What if we traded long-term transformation for short-term relief?
What if we preferred prescriptions over healing processes?
What if we silently agreed to be passive participants in our own healing?
This isn’t about blame. It’s about awareness.
And it’s about asking the harder question: Are we ready to reclaim our role as active participants in our health—not just recipients of medical care?
What We Forgot to Ask
Somewhere along the way, we started expecting the medical system to take care of all of us—body, mind, and spirit. But was that its job? Was it originally designed to treat the physical… symptoms… emergencies?

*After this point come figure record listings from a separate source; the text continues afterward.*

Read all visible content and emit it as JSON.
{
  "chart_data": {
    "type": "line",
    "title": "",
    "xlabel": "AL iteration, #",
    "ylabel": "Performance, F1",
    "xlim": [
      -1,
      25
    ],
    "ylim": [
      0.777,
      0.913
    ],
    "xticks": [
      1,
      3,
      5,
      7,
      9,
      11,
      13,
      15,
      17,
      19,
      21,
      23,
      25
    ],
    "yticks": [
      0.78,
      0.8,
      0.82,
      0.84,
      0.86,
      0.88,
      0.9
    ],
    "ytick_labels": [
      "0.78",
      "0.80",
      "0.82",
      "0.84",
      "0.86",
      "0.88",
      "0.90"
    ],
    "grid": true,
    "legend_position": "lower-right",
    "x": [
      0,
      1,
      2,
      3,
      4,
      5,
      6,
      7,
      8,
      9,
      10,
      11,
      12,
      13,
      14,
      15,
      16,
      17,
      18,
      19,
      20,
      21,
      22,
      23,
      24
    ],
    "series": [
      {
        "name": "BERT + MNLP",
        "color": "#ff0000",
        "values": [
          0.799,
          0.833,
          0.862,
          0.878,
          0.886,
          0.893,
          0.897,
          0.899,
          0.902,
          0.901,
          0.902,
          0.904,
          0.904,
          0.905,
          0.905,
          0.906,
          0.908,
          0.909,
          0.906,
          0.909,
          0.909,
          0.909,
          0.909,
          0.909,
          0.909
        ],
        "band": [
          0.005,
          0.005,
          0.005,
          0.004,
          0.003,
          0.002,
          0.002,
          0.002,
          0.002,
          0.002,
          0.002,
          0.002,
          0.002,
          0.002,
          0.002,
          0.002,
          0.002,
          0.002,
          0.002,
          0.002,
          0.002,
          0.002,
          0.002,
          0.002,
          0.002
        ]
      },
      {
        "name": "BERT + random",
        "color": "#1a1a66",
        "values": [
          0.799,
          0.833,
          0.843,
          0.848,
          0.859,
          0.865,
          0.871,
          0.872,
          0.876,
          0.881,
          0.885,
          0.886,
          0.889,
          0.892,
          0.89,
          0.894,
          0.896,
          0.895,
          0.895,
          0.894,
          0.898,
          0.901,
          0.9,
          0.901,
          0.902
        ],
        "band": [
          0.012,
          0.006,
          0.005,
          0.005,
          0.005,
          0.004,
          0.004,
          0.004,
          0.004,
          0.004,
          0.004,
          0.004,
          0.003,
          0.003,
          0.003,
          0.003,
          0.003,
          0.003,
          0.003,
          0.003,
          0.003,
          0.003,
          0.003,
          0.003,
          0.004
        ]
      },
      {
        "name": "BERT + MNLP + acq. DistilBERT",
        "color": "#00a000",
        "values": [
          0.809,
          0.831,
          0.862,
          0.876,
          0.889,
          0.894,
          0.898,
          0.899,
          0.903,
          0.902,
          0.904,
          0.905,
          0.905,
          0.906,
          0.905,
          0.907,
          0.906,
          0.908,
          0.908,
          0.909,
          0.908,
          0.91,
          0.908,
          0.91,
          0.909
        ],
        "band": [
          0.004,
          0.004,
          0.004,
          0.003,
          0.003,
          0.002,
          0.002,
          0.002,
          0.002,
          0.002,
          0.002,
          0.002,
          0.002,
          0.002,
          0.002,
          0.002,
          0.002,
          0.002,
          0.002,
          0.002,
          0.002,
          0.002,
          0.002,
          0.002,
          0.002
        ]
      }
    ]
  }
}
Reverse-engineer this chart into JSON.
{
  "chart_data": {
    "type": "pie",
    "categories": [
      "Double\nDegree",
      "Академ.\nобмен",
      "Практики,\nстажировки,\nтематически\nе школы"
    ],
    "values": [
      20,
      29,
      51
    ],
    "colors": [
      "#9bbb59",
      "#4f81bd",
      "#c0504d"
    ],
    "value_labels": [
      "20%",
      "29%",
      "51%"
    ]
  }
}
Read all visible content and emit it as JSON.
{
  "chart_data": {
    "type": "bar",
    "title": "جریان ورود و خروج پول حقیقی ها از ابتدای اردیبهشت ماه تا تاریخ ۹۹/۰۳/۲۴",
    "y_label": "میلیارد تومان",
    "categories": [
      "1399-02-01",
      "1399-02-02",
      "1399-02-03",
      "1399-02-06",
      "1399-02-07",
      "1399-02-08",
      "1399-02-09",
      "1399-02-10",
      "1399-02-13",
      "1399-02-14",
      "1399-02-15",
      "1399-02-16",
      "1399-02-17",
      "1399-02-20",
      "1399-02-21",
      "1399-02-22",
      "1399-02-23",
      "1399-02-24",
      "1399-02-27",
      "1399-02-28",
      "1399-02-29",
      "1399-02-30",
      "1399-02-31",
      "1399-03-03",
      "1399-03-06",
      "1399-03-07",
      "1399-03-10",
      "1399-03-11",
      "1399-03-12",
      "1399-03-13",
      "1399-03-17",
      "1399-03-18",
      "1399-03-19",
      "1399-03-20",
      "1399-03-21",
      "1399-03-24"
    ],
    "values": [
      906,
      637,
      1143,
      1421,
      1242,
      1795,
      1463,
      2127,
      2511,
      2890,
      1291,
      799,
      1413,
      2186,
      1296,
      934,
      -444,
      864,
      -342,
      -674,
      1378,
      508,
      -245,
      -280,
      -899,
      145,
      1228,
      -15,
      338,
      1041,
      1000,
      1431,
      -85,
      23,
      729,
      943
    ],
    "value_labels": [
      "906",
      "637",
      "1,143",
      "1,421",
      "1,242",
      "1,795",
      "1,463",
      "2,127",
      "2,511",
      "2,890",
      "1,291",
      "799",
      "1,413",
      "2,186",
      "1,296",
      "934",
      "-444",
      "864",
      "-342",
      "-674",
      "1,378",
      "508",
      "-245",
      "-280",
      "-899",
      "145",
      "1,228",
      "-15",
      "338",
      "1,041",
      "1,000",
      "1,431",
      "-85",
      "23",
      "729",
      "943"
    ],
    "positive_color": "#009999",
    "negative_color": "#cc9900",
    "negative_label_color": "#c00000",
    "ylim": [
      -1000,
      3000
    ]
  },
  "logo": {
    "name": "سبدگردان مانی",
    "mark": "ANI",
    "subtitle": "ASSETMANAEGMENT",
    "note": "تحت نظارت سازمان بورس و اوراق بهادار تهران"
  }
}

When we look to medicine to address our despair, our disconnection, or our divine purpose, it will fall short. Not because doctors aren’t capable, but because the system they operate under isn’t designed for wholeness. It’s designed for triage.
It’s like asking your pastor to perform brain surgery. Or your surgeon to replace divine guidance with a scalpel.
But What If…
But what if the pastor did pray for the surgery?
And what if the surgeon did pray too, aligning with something higher than data and diagnostics?
And what if the patient said:
“This is what I choose: an integrated relationship where all persons on my healing teams, both medical and spiritual, are aligned with my overall well-being.”
What if this becomes the new model—not forced, not formulaic, but freely chosen by awakened patients who no longer see themselves as powerless?
The Cure vs. the Collective Consent
Which came first: the decades-long, billion-dollar quest for “The Cure” or the collective patient response of, “Yes, doctor, whatever you say”?
Maybe both.
Maybe our desire for certainty, for resolution, for the eradication of illness at all costs, made us complicit in a system that was never built to ask deeper questions… like what healing really means. Or what “cure” even looks like when the emotional, spiritual, and energetic layers of the person are left untouched.
Maybe we outsourced our power before we ever knew we had it.
And now? Now we’re waking up.
Redefining Something Better
It’s time to redefine what “healing” means.
To reclaim the word “cure” and ask: Cure to what end? For what purpose? At what cost—and for whom?
And maybe most importantly:
To realize that we, the patients, are not passengers. We are not passive. We are not powerless.
We are participants.
We are truth seekers.
We are partners in the healing equation.
When the micro (our individual choices) meets the macro (the global system), we either:
-
keep perpetuating the old
-
or spark the evolution of something new
The real question isn’t just how we got here, but whether we’re willing to take back the pen and write the next chapter into something greater.